En second lieu « l’émotion légitime ». Lorsque l’évènement suscite une émotion légitime, il est donc acquis que l’émotion est la bonne réaction, qu’elle est autorisée voire encouragée. Et que l’illégitime, c’est celui qui ne ressent rien et dans la foulée celui qui voudrait que l’on puisse aussi faire jouer la raison. Petite musique entendue récemment, où il faudrait surtout ne pas réfléchir au nucléaire à s'adonner sans retenue à la compassion.

 En troisième lieu « Faire le deuil ». Signe d’une société mortifère (dans laquelle selon Michel Serres, le mot le plus régulièrement prononcé dans les journaux télévisés est « cadavre »), le deuil envahit l’espace et le droit lui-même n’y échappe pas.

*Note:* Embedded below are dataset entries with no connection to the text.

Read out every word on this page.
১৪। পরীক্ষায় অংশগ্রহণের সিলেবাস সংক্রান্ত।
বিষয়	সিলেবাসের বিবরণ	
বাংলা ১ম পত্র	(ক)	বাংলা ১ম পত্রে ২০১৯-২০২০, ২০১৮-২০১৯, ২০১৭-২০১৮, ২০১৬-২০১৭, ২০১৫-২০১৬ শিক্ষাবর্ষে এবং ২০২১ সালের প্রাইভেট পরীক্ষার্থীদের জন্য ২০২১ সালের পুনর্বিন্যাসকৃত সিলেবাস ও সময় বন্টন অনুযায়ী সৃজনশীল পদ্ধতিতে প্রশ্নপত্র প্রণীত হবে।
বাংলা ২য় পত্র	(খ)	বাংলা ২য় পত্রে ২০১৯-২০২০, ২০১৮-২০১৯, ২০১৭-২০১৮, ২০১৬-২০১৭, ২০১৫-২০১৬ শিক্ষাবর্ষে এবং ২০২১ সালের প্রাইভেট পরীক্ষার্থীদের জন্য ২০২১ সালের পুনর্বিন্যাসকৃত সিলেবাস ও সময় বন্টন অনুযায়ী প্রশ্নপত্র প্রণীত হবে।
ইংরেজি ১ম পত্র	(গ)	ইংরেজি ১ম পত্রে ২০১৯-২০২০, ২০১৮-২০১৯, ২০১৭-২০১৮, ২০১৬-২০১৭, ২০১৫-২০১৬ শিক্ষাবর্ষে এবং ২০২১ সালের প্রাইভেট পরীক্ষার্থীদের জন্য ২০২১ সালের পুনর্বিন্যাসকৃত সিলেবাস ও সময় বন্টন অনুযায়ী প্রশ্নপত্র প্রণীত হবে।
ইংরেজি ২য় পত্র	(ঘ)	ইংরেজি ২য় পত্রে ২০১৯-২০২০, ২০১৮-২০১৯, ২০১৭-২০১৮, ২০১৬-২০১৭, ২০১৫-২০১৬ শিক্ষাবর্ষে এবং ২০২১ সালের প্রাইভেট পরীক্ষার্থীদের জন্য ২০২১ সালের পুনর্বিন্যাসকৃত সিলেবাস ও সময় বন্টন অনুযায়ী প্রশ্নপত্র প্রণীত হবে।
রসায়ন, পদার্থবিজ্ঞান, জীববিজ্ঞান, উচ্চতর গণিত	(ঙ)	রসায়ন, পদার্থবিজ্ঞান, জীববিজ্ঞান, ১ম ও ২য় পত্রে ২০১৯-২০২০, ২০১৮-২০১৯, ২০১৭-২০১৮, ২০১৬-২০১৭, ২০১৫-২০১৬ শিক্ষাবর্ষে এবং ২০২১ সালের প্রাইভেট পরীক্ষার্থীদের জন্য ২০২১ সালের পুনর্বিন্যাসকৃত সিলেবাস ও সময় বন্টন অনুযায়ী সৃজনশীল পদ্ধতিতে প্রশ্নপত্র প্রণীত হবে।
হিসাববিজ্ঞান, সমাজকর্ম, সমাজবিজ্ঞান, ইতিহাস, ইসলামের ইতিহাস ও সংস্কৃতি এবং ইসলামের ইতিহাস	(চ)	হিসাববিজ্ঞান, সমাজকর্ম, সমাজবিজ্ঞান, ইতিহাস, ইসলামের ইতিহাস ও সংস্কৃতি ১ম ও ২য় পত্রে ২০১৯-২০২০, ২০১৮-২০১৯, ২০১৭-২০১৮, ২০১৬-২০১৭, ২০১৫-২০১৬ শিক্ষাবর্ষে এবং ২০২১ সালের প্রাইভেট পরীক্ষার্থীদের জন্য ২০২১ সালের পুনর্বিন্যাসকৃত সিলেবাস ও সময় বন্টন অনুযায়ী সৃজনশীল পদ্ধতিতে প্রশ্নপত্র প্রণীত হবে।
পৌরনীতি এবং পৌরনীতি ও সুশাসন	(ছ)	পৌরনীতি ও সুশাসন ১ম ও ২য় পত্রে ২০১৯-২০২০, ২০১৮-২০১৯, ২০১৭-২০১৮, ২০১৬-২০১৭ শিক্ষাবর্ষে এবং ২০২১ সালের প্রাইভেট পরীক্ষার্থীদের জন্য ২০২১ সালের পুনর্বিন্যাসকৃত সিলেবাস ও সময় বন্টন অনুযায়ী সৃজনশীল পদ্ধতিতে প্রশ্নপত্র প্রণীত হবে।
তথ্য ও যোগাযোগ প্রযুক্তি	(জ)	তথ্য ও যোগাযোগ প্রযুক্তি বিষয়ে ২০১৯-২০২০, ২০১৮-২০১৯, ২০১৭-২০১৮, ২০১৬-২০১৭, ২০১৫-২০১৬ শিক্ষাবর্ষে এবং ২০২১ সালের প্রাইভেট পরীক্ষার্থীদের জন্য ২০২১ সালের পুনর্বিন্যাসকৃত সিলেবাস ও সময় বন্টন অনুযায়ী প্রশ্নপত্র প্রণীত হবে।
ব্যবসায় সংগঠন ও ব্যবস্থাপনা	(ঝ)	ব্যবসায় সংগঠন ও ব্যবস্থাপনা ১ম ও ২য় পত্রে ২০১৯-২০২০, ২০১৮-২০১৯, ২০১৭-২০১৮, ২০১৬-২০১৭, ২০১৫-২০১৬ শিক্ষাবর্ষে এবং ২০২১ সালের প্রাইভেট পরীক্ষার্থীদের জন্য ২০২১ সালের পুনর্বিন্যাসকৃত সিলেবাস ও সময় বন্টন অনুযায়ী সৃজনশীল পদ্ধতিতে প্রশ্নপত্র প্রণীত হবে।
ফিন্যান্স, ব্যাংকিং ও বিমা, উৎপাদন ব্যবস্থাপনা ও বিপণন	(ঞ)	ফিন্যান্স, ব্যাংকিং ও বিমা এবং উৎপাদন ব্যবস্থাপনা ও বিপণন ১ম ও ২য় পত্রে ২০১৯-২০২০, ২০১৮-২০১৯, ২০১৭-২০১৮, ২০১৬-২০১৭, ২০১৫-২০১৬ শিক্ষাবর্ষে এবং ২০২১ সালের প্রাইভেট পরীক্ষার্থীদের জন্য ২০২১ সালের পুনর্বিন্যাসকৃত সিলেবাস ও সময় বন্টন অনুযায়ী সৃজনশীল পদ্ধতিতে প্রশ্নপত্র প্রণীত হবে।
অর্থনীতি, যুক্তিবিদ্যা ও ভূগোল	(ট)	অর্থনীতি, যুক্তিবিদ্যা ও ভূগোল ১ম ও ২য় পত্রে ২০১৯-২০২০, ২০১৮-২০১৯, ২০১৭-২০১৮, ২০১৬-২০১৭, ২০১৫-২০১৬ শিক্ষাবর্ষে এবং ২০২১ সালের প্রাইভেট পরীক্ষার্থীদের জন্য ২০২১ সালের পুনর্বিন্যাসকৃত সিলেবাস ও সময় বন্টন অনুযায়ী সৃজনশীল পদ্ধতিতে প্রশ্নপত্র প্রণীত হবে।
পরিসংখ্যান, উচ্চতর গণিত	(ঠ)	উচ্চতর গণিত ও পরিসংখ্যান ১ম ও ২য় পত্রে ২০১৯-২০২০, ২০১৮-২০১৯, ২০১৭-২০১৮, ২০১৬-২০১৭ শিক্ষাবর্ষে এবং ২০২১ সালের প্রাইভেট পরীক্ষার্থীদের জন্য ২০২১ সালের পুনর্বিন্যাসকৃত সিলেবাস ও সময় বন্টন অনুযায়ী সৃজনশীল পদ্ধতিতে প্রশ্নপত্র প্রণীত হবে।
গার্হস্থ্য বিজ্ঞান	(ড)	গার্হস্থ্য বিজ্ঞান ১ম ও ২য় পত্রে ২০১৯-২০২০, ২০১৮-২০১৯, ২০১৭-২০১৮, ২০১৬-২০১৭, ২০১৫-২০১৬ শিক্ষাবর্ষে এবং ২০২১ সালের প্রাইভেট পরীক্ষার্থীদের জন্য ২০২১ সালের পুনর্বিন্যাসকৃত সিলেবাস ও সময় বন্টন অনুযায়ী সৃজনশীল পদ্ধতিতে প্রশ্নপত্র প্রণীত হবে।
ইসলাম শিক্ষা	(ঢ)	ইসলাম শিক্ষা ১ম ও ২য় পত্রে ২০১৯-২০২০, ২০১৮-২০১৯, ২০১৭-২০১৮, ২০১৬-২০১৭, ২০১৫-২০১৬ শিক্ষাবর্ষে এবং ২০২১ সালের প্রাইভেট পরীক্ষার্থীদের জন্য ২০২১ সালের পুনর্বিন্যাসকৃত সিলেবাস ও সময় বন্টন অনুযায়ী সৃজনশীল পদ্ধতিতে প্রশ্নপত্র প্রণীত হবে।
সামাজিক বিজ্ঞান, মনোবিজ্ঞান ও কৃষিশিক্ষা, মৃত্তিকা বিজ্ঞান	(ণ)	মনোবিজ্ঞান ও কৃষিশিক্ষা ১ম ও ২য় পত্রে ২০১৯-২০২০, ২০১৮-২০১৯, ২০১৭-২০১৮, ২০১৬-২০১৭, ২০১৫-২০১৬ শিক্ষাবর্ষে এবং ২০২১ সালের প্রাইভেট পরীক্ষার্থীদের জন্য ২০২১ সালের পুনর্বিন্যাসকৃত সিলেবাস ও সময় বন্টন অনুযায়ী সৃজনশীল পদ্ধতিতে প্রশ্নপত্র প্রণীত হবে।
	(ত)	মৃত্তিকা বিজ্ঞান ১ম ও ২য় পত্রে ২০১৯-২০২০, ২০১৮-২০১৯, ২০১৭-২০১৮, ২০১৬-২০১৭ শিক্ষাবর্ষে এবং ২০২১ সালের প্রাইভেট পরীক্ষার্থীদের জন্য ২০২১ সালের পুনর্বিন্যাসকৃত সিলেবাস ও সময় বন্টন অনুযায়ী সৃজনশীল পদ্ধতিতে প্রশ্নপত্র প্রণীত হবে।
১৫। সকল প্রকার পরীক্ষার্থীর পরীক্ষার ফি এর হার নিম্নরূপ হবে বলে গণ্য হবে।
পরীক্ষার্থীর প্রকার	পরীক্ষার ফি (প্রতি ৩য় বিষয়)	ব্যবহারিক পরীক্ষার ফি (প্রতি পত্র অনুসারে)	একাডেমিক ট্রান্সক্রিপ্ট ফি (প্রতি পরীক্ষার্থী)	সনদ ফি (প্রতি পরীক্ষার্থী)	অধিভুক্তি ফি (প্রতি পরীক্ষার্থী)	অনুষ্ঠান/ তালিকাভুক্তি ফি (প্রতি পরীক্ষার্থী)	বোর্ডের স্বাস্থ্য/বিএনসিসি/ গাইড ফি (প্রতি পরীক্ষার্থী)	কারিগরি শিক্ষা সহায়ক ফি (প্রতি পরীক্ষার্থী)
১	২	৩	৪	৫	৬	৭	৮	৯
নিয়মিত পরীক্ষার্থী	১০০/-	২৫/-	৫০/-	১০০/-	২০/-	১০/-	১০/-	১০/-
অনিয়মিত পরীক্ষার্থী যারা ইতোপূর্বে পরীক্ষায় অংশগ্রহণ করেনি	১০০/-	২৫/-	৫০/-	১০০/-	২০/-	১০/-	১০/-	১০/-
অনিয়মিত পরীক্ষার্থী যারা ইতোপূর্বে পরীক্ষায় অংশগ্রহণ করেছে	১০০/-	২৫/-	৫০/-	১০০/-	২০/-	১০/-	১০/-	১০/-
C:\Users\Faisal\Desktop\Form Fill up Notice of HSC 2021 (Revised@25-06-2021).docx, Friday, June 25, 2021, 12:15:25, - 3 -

Ainsi, le procès n’est plus un moment d’expression de l’Etat de droit, et donc de confrontation des comportements à la règle, mais une catharsis, indispensable condition pour  « faire le deuil », auxquelles les victimes ont droit. Et pendant l’instance, on guettera davantage si le coupable fait amende honorable et, summum de la tragédie judiciaire, s’il est capable de compassion, plutôt que de vérifier si les faits sont rigoureusement établis.

 Commentant l’Etranger, Camus disait : «Dans notre société tout homme qui ne pleure pas à l'enterrement de sa mère risque d'être condamné à mort.». Nous y sommes.

 Et puis franchement, la symbolique de l'araignée, c'est lourd non ?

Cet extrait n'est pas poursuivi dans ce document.